The tendency for wood to cup when two pieces are sawn from a single piece can be turned to more useful purposes. Decking used outdoors can be designed so that its center is always bulged upwards so that it will shed water. Flat decking, or decking that naturally cups, will hold water, which soon leads to deterioration of the finish and to rot. Log siding is made from square boards, which means a lot of the wood is wasted to make the curve. If cupped pieces are used, then less wood needs to be wasted to get the curved log-like appearance, and can be made from thinner wood. Similarly, clam shell casing is curved and the backside is partly plowed out to arch the casing over rough spots and make the edges fit tightly. This wastes wood. Cupped pieces would involve less waste, and can be made from thinner pieces of wood.
Log house walls use a larger volume of wood than framed house walls. Costs are lowered by using tree stems that are green and that are processed no further than debarking and corner notching. However, the weight factor of wet timber reduces the radius of acceptable delivery costs and the logs shrink, settle and check in an unacceptable way. Dead tree stems cut the weight and shrinkage problem, but produce faults like rot and incipient rot and vermin.
It takes months in a kiln and many months in the air to dry freshly cut tree stems. Over the years and, in fact centuries, sawn, dried and planed squared timbers have, in many cases, taken over from round logs. High quality homes, built of cedar, redwood and white oak, as well as lower cost pine, spruce and fir, have appeared in Europe and North America, usually using 4" thick tongue and groove planed, kiln dried timbers.

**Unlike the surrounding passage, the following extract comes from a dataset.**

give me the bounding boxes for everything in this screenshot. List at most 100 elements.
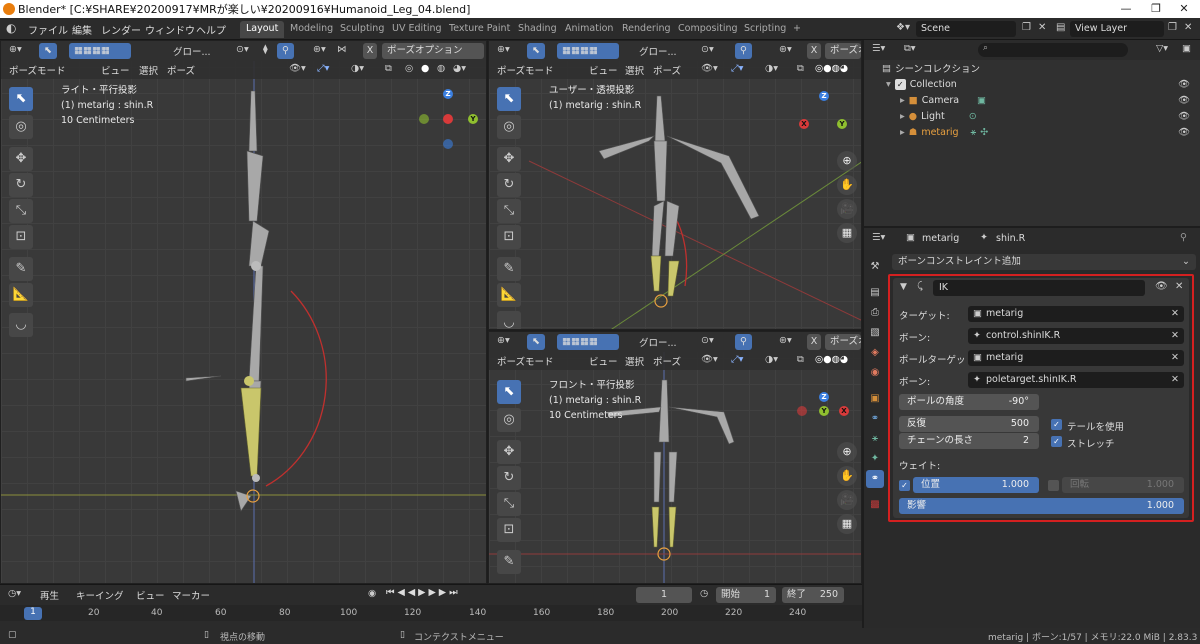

In the U.S. and Canada, authorities are faulting these timber houses because 4" nominal, or 31/2" actual, wall has not enough insulation value. Simply making the walls thicker is just too expensive, especially with the richer quality woods. My invention envisions a wall built of two 2" planks locked to each side of the key like stud, previously disclosed. This produces a cavity to take insulation and hide electric wiring. It is an axiom that two 2" planks, good on one side, are considerably less costly than a 4" plank, good on both sides. They are so much easier to come by out of the tree, and 4" takes four weeks to kiln dry and 2" takes one week. The composite 2" plank and stud wall can be produced at comparable cost to the solid 4" wall. The cost of the wall can be further reduced by using lower cost pine planks on the inside (which are whiter and brighter) than, say, cedar or oak on the outside. In some rooms the inside planks can be left out all together, and very inexpensive gypsum drywall can be used attached directly to the studs. This cavity wall timber house can be built to look exactly like a 4" timber house. I have invented a Danish type notch corner finish, or a Russian style timber corner post can be used to complete the corner. The insulation factor can be raised from R-7 for 31/2" of timber wall, to R-26 for an 81/2" cavity timber wall (R-11 is required in most areas). No nails will show, and the 2" planks can be curved to simulate a log wall. Square studs that fit tightly between the inside and outside planks and nailed in with hidden nails, as is the siding, can be used to frame doors and windows; also corners and partition junctions, these usually cannot be placed exactly where key locked evenly spaced studs occur.